Greystar Real Estate Partners has made an entry into Asia-Pacific by establishing a regional rental housing platform with Macquarie Capital. The Charleston, South Carolina-based multifamily operator’s foray comes three years after the US-focused firm made its first overseas investments in Europe and Latin America.
Through the newly-created platform called Greystar Asia-Pac, Macquarie Capital and Greystar will be raising institutional capital to acquire, develop, reposition and manage rental residential assets, with an initial focus on investing in Tokyo, Beijing, Shanghai, Sydney and Melbourne.
According to an earlier statement by Bob Faith, Greystar’s founder, the firm intends to build the leading rental residential company within the major cities of the region.
Unlike the US, the multifamily sector is less established in Asia, with the exception of Japan. According to Real Capital Analytics, there have been around $55 billion worth of multifamily transactions in Japan over the past 10 years. This is larger than the combined multifamily volumes of other markets in Asia-Pacific.
One of the reasons for the popularity of multifamily in Japan is a favorable cap rate in comparison with other sectors in the country. A September report by property consultancy JLL has estimated that cap rates in Tokyo multifamily have a 100 to 150 basis points spread over core office and retail.
Elsewhere, however, the sector has yet to emerge as a viable destination for investment capital. Nicholas Wilson, associate director for capital markets in Japan for JLL, said that in Singapore and Hong Kong, for instance, the multifamily sector is relatively established but limited mostly to the upper tier of the market with the average price of one unit around $2 million – Japan’s average price per unit could be as low as $300,000.

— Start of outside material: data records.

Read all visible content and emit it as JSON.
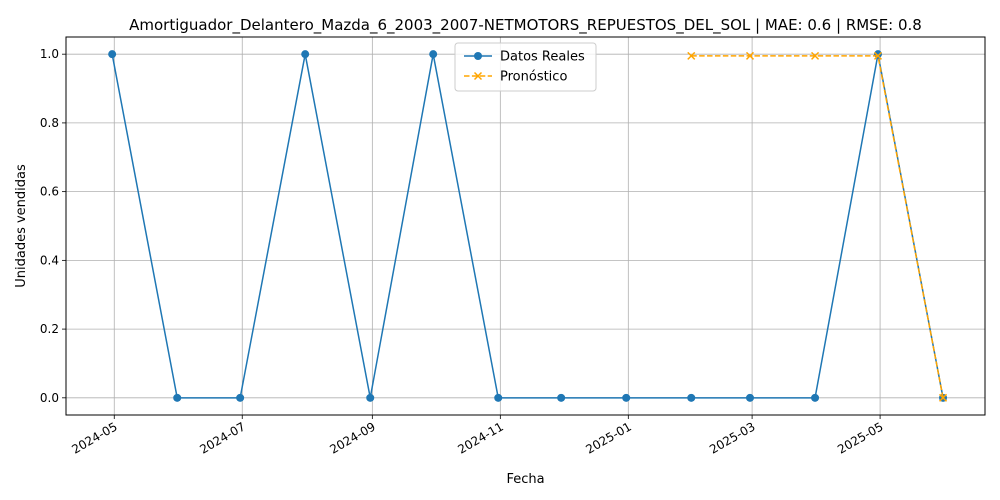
{
  "chart_data": {
    "type": "line",
    "title": "Amortiguador_Delantero_Mazda_6_2003_2007-NETMOTORS_REPUESTOS_DEL_SOL | MAE: 0.6 | RMSE: 0.8",
    "xlabel": "Fecha",
    "ylabel": "Unidades vendidas",
    "xlim": [
      "2024-04-08",
      "2025-06-20"
    ],
    "ylim": [
      -0.05,
      1.05
    ],
    "grid": true,
    "legend_position": "upper-center",
    "x_ticks": [
      "2024-05",
      "2024-07",
      "2024-09",
      "2024-11",
      "2025-01",
      "2025-03",
      "2025-05"
    ],
    "y_ticks": [
      "0.0",
      "0.2",
      "0.4",
      "0.6",
      "0.8",
      "1.0"
    ],
    "series": [
      {
        "name": "Datos Reales",
        "color": "#1f77b4",
        "line_style": "solid",
        "marker": "circle",
        "x": [
          "2024-04-30",
          "2024-05-31",
          "2024-06-30",
          "2024-07-31",
          "2024-08-31",
          "2024-09-30",
          "2024-10-31",
          "2024-11-30",
          "2024-12-31",
          "2025-01-31",
          "2025-02-28",
          "2025-03-31",
          "2025-04-30",
          "2025-05-31"
        ],
        "values": [
          1,
          0,
          0,
          1,
          0,
          1,
          0,
          0,
          0,
          0,
          0,
          0,
          1,
          0
        ]
      },
      {
        "name": "Pronóstico",
        "color": "#ffa500",
        "line_style": "dashed",
        "marker": "x",
        "x": [
          "2025-01-31",
          "2025-02-28",
          "2025-03-31",
          "2025-04-30",
          "2025-05-31"
        ],
        "values": [
          0.995,
          0.995,
          0.995,
          0.995,
          0
        ]
      }
    ]
  }
}
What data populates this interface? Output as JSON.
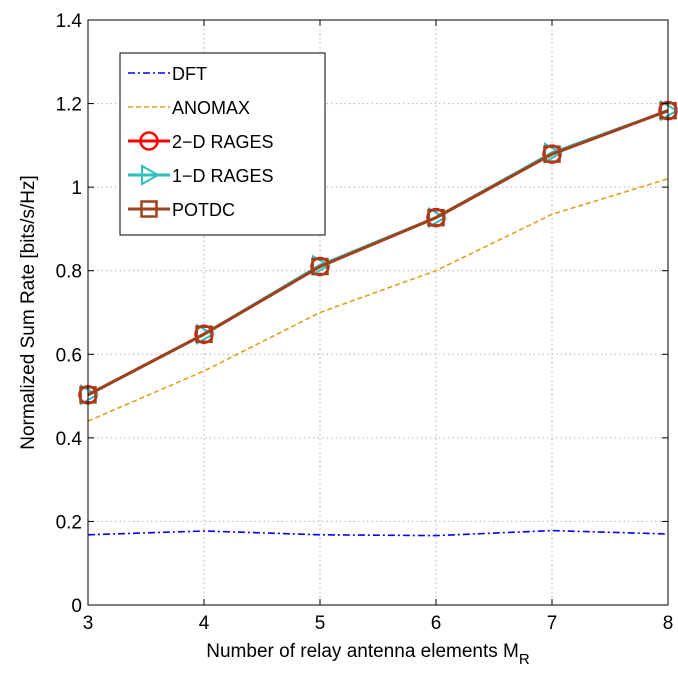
{
  "chart_data": {
    "type": "line",
    "x": [
      3,
      4,
      5,
      6,
      7,
      8
    ],
    "xlim": [
      3,
      8
    ],
    "ylim": [
      0,
      1.4
    ],
    "x_ticks": [
      "3",
      "4",
      "5",
      "6",
      "7",
      "8"
    ],
    "y_ticks": [
      "0",
      "0.2",
      "0.4",
      "0.6",
      "0.8",
      "1",
      "1.2",
      "1.4"
    ],
    "xlabel": "Number of relay antenna elements M",
    "xlabel_subscript": "R",
    "ylabel": "Normalized Sum Rate [bits/s/Hz]",
    "grid": true,
    "legend_position": "top-left",
    "series": [
      {
        "name": "DFT",
        "values": [
          0.168,
          0.177,
          0.168,
          0.166,
          0.178,
          0.17
        ],
        "color": "#0000ff",
        "line": "dash-dot",
        "marker": "none"
      },
      {
        "name": "ANOMAX",
        "values": [
          0.44,
          0.56,
          0.7,
          0.8,
          0.935,
          1.02
        ],
        "color": "#e1a01f",
        "line": "dashed",
        "marker": "none"
      },
      {
        "name": "2−D RAGES",
        "values": [
          0.503,
          0.648,
          0.81,
          0.927,
          1.079,
          1.183
        ],
        "color": "#ff0000",
        "line": "solid",
        "marker": "circle"
      },
      {
        "name": "1−D RAGES",
        "values": [
          0.503,
          0.648,
          0.813,
          0.927,
          1.082,
          1.183
        ],
        "color": "#2ebfbf",
        "line": "solid",
        "marker": "triangle-right"
      },
      {
        "name": "POTDC",
        "values": [
          0.503,
          0.648,
          0.81,
          0.927,
          1.079,
          1.183
        ],
        "color": "#a0411b",
        "line": "solid",
        "marker": "square"
      }
    ]
  }
}
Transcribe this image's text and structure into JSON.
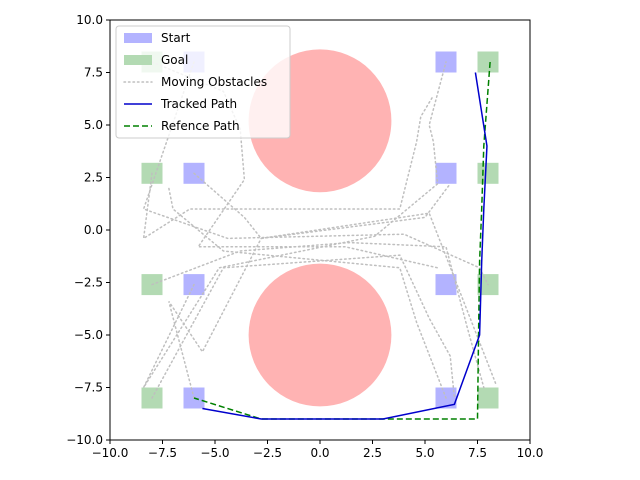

In markets like Australia, Wilson added that while the sector does not yet exist, many developers and real estate firms have started looking at development sites, with plans to roll out multifamily strategies.
“Private investors get quite favorable negative gearing tax treatment, and as a result, net yields have historically been lower than other sectors,” he said, citing reasons for the absence of the sector in Australia. “But the market has a well-established and growing pool of renters, so there is a growing level of demand for property aimed at this rental market as opposed to the homeowner market.”
That could be good news for Greystar as it looks to expand its multifamily business to largely untested markets in Asia.